In stepped Claire Knudsen-Latta, who volunteered to oversee the cleaning to satisfy part of the requirements for a Girl Scout Gold Award.

“There’s nothing like congealed whale oil for being the most slimy, foul-smelling substance known to man, especially when it’s been cooped up in plastic for a year with various organisms growing on it,” said Kennedy, who was the main coordinator of the whale bone project. He and others helped Knudsen-Latta, now a student at the University of Iowa.

“Transportation was also difficult,” he said, explaining that the bones flew on a vintage 1940s plane from Barrow, and for the Anchorage-Seattle flight were dressed “diaper style” in oil spill absorbents by two pediatric nurses: Kennedy’s wife, Lynne Gallant, and Sue Alexander, also a Sister Cities commissioner. After flying from Seattle to Scotland, they were trucked six or seven hours to Whitby.

The bones arrived there last spring but still suffered from leakage of whale oil from their marrow. Upon the recommendation of experts, the bones were buried in horse manure for several months to draw out the oil.

Finally, this March, the 25th anniversary of the Anchorage-Whitby relationship, the town took down the old arch and with a crane erected the Alaska bones on a cliff above the North Sea, tying them together at the top with an 18th-century harpoon tip.

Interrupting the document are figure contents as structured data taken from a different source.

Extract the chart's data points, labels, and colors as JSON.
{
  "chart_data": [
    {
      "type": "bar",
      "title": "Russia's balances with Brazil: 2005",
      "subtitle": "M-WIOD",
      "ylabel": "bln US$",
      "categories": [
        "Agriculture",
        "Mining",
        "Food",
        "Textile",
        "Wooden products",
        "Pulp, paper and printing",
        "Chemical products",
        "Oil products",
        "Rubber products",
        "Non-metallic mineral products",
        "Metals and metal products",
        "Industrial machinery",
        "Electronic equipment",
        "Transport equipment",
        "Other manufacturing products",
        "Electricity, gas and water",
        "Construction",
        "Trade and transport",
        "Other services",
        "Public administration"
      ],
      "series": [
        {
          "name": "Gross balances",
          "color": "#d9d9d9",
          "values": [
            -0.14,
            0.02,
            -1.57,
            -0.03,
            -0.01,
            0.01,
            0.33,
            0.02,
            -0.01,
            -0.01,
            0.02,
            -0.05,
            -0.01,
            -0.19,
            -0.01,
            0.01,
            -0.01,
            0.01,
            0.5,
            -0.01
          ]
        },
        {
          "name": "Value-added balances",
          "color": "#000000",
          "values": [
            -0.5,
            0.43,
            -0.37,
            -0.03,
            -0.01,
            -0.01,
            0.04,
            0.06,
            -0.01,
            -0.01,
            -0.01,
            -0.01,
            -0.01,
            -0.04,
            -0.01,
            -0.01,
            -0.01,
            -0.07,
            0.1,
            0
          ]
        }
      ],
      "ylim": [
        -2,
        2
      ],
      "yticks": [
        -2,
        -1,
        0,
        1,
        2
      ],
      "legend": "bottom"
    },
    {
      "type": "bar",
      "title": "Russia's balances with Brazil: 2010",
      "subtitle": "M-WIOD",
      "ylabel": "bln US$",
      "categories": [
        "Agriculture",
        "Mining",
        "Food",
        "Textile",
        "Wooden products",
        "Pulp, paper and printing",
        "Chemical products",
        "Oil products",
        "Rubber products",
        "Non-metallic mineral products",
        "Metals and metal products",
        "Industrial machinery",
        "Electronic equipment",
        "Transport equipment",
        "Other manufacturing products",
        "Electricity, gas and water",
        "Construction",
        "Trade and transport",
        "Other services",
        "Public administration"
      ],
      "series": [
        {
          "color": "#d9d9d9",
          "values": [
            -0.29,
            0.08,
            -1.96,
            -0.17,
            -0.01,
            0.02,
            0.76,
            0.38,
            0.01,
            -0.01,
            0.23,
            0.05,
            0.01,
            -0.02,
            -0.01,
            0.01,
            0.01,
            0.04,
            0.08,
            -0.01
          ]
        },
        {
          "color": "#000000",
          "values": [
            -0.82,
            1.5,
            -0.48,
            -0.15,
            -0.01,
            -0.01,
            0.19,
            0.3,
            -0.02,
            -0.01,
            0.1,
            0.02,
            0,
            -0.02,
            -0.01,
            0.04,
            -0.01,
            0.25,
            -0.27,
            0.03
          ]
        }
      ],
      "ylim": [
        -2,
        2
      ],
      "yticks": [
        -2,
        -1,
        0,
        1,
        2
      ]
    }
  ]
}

The whalebone arch is part of the town’s trio of historic landmarks, which also include a famous abbey and a statue of native son Capt. James Cook that’s identical to Anchorage’s statue downtown.

The April 6 dedication drew a crowd of about 350, including an Alaska delegation led by Miss Alaska Peggy Willman. An Inupiat, Willman represented Anchorage and the North Slope Borough as co-donors of the bones.

Also in attendance were Knudsen-Latta with her father, Leroy Latta; her scout leader, Barbara Ashton; and pipe major Dan Henderson and drummer Jason Agre of the Alaska Highlanders, who piped in the procession for the ceremony.

At the arch, Miss Alaska performed an Inupiat dance and the Alaska Highlanders played “Alaska’s Flag.”

After the formal events, Miss Alaska visited various schools, including those that have a pen pal relationship with Eagle River Elementary School. Knudsen-Latta met with Girl Guides, the British equivalent of Girl Scouts.